Album Review: Seafret – Tell Me It’s Real

Tell Me It’s Real

seafret tell me it's real Released January 29th 2016

Words: Nick Jacques

Seafret are a duo made up of Harry Draper (Acoustic guitar) and Jack Sedman (Vocals) from the pleasant seaside town of Bridlington, Yorkshire. They have been writing and composing their own music since 2010 and were signed in 2012 to B-Unique records, also home to artists such as James Bay and Kodaline. Since then they have been harnessing their qualities and have managed to produce a stunning debut album Tell Me It’s Real with Steven Robson (Lilly Allen, James Morrison & Take That) at the controls.

You can envisage Bridlington’s characteristics in Seafret’s music; open and calm with its emotive undercurrents rounded off with sweeping soundscapes. Tell Me It’s Real is an absolute treat for the ears. It’s an album that oozes with compelling acoustic ballads and expansive, gorgeous arrangements that make for a truly immersive experience. One which pulls at those heartstrings and makes you want to forget all your worries and sail off into the sunset. Opening track Missing is an uplifting, call-to-arms song. Its message is relatable and immediately grabs the listener’s attention which builds and builds to a great climax.

Tracks like Oceans and Breathe have an authentic climatic quality, expertly executed with breezy vocals and lashings of thoughtful acoustic strumming. These are the 2 essential ingredients that make up the album. Shimmering atmospherics also swim in and out of the album giving it both substance and depth. Album highlight for me is There’s A Light. It’s soul-stirring anthem that is guaranteed to get you swaying and preach to the skies simultaneously.

Another stand-out track is To The Sea featuring Rosie Carney.
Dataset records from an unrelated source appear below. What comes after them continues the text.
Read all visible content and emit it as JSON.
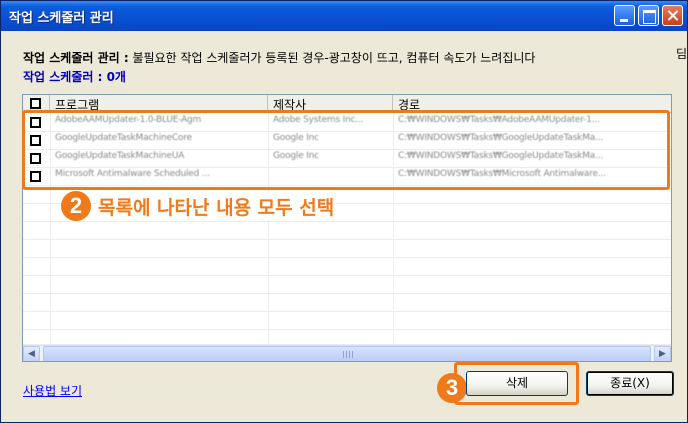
{
  "window": {
    "title": "작업 스케줄러 관리",
    "buttons": {
      "minimize": "minimize-icon",
      "maximize": "maximize-icon",
      "close": "close-icon"
    }
  },
  "info": {
    "label": "작업 스케줄러 관리 :",
    "description": "불필요한 작업 스케줄러가 등록된 경우-광고창이 뜨고, 컴퓨터 속도가 느려집니다",
    "count": "작업 스케줄러 : 0개",
    "edge_glyph": "딤"
  },
  "table": {
    "headers": [
      "프로그램",
      "제작사",
      "경로"
    ],
    "rows": [
      {
        "program": "AdobeAAMUpdater-1.0-BLUE-Agm",
        "vendor": "Adobe Systems Inc...",
        "path": "C:₩WINDOWS₩Tasks₩AdobeAAMUpdater-1..."
      },
      {
        "program": "GoogleUpdateTaskMachineCore",
        "vendor": "Google Inc",
        "path": "C:₩WINDOWS₩Tasks₩GoogleUpdateTaskMa..."
      },
      {
        "program": "GoogleUpdateTaskMachineUA",
        "vendor": "Google Inc",
        "path": "C:₩WINDOWS₩Tasks₩GoogleUpdateTaskMa..."
      },
      {
        "program": "Microsoft Antimalware Scheduled ...",
        "vendor": "",
        "path": "C:₩WINDOWS₩Tasks₩Microsoft Antimalware..."
      }
    ]
  },
  "annotations": {
    "step2_number": "2",
    "step2_text": "목록에 나타난 내용 모두 선택",
    "step3_number": "3",
    "color": "#f07a1a"
  },
  "footer": {
    "usage_link": "사용법 보기",
    "delete_button": "삭제",
    "exit_button": "종료(X)"
  }
}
Both of their vocals complement each other beautifully in this moving acoustic number. Sedman’s acapella vocals swoon overhead and then Carney’s vocals add a natural earthiness, giving it a well-rounded refined shape. Carney’s vocal is another great ingredient on show here, even if it’s only for 1 song, it’s a wise move to include her because it works so well as a duet.
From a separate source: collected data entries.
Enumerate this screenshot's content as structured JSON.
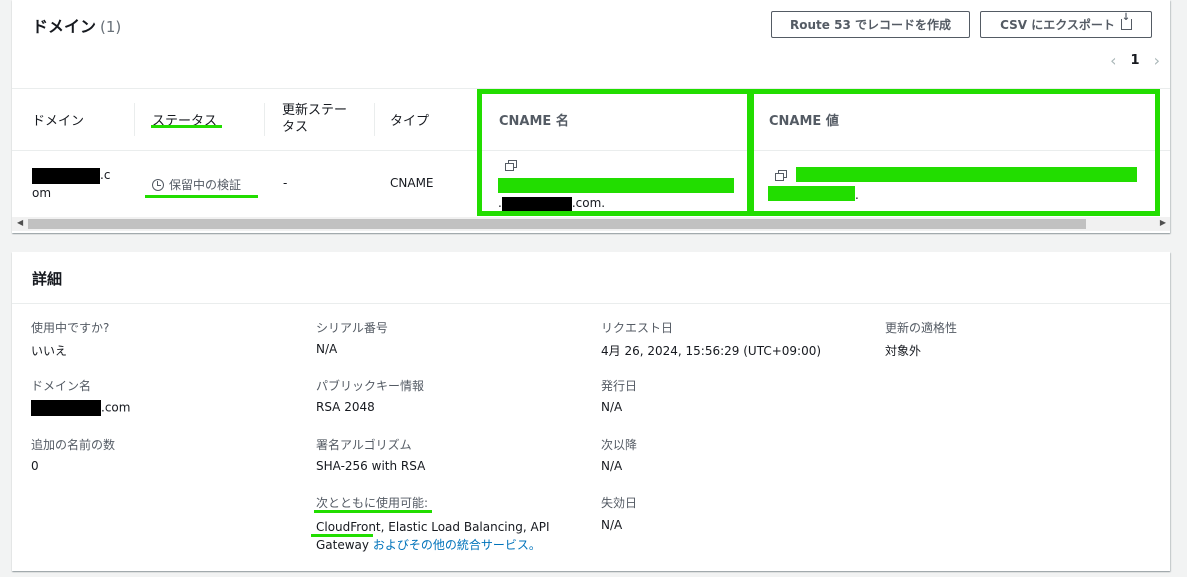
{
  "domains_panel": {
    "title": "ドメイン",
    "count": "(1)",
    "route53_button": "Route 53 でレコードを作成",
    "csv_button": "CSV にエクスポート",
    "pagination": {
      "prev": "‹",
      "page": "1",
      "next": "›"
    },
    "columns": {
      "domain": "ドメイン",
      "status": "ステータス",
      "renewal_status": "更新ステータス",
      "type": "タイプ",
      "cname_name": "CNAME 名",
      "cname_value": "CNAME 値"
    },
    "row": {
      "domain_suffix": ".c",
      "domain_suffix2": "om",
      "status": "保留中の検証",
      "renewal_status": "-",
      "type": "CNAME",
      "cname_name_suffix": ".com.",
      "cname_value_suffix": "."
    }
  },
  "details_panel": {
    "title": "詳細",
    "fields": {
      "in_use_label": "使用中ですか?",
      "in_use_value": "いいえ",
      "domain_name_label": "ドメイン名",
      "domain_name_suffix": ".com",
      "additional_names_label": "追加の名前の数",
      "additional_names_value": "0",
      "serial_label": "シリアル番号",
      "serial_value": "N/A",
      "public_key_label": "パブリックキー情報",
      "public_key_value": "RSA 2048",
      "signature_label": "署名アルゴリズム",
      "signature_value": "SHA-256 with RSA",
      "usable_with_label": "次とともに使用可能:",
      "usable_with_value_line1": "CloudFront, Elastic Load Balancing, API",
      "usable_with_value_line2": "Gateway",
      "usable_with_link": "およびその他の統合サービス。",
      "requested_label": "リクエスト日",
      "requested_value": "4月 26, 2024, 15:56:29 (UTC+09:00)",
      "issued_label": "発行日",
      "issued_value": "N/A",
      "not_before_label": "次以降",
      "not_before_value": "N/A",
      "expires_label": "失効日",
      "expires_value": "N/A",
      "renewal_eligibility_label": "更新の適格性",
      "renewal_eligibility_value": "対象外"
    }
  },
  "colors": {
    "highlight": "#22dd00",
    "redaction": "#000000",
    "link": "#0073bb"
  }
}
Jack Sedman’s vocals, particularly on Out Of Nowhere and Overtime, show both a maturity and dexterity that many other performers would undoubtedly be impressed with. You can hear that Jack is using his voice to its advantage, and enjoying it too. His voice is a potent weapon that displays a poetic charm throughout on this album.
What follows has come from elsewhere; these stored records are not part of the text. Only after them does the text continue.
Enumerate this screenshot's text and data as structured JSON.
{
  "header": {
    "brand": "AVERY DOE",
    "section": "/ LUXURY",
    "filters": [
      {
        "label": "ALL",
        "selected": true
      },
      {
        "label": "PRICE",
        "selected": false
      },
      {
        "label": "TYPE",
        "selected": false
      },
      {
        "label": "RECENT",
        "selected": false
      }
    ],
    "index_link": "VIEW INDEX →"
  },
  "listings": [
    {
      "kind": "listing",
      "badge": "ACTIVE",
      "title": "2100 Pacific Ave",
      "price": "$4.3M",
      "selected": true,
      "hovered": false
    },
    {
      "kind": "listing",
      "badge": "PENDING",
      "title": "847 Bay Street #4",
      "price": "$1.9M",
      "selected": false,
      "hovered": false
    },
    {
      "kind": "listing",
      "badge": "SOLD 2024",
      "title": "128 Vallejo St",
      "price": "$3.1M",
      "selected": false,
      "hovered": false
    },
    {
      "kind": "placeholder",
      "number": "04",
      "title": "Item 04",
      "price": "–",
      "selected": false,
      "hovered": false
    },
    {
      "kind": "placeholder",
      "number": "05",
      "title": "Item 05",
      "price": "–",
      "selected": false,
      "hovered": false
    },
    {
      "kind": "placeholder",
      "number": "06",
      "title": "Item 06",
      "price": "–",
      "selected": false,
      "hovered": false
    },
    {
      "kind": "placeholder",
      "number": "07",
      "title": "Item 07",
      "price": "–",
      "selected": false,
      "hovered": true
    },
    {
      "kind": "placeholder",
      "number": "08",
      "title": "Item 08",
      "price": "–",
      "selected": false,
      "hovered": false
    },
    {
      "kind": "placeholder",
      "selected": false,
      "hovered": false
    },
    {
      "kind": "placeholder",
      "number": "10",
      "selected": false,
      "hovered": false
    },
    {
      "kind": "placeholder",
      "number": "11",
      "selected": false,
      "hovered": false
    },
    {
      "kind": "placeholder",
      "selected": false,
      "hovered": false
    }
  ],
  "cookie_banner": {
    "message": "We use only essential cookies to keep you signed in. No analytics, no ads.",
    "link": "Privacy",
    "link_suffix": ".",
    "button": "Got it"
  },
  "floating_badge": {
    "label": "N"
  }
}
Lyrically, the album is uplifting. The premise is simple but effective; soul-searching and coming-of-age themes balanced evenly with heart-break, love and redemption. On the opening song, Missing, Sedman expresses his intentions with arresting effect: “Reflections in water help to clear my mind/stretching out before me to the other side/we didn’t get the chance to say goodbye/give me something to live for, something to die for.”

I also find that this works well on Breathe. It’s a confessional and life-affirming lament which Sedman sings: “I’ll never let the heartbeat fall/ no matter how far it goes/ you will always be where I belong” It’s a short but never the less impressionistic passage on this epic debut from Seafret.

Skimming Stones has a sense of longing to return home and be safe from the dangers in the world. It works well with the addition of a background quire supporting the chorus. Some of the strong points on Tell Me It’s Real are the additional touches dispersed throughout. The moody beginning on opener Missing, the shimmering guitar plucking on There’s A Light, the moving string arrangements on Breathe, the accompanying banjo plucking on Over, Sedman’s singing on Wildfire, the serene ending on Atlantis and the exceptional guitar strumming on album closer Overtime. This is an album full of subtle depths and hidden gems. The band also offer the listener to hear what they sound like live with a version of Oceans. The bridge between the verse and chorus is performed with aplomb.

Seafret have created a debut album in Tell Me It’s Real that is crammed full of hope and promise which I’m sure they will develop further on their next effort.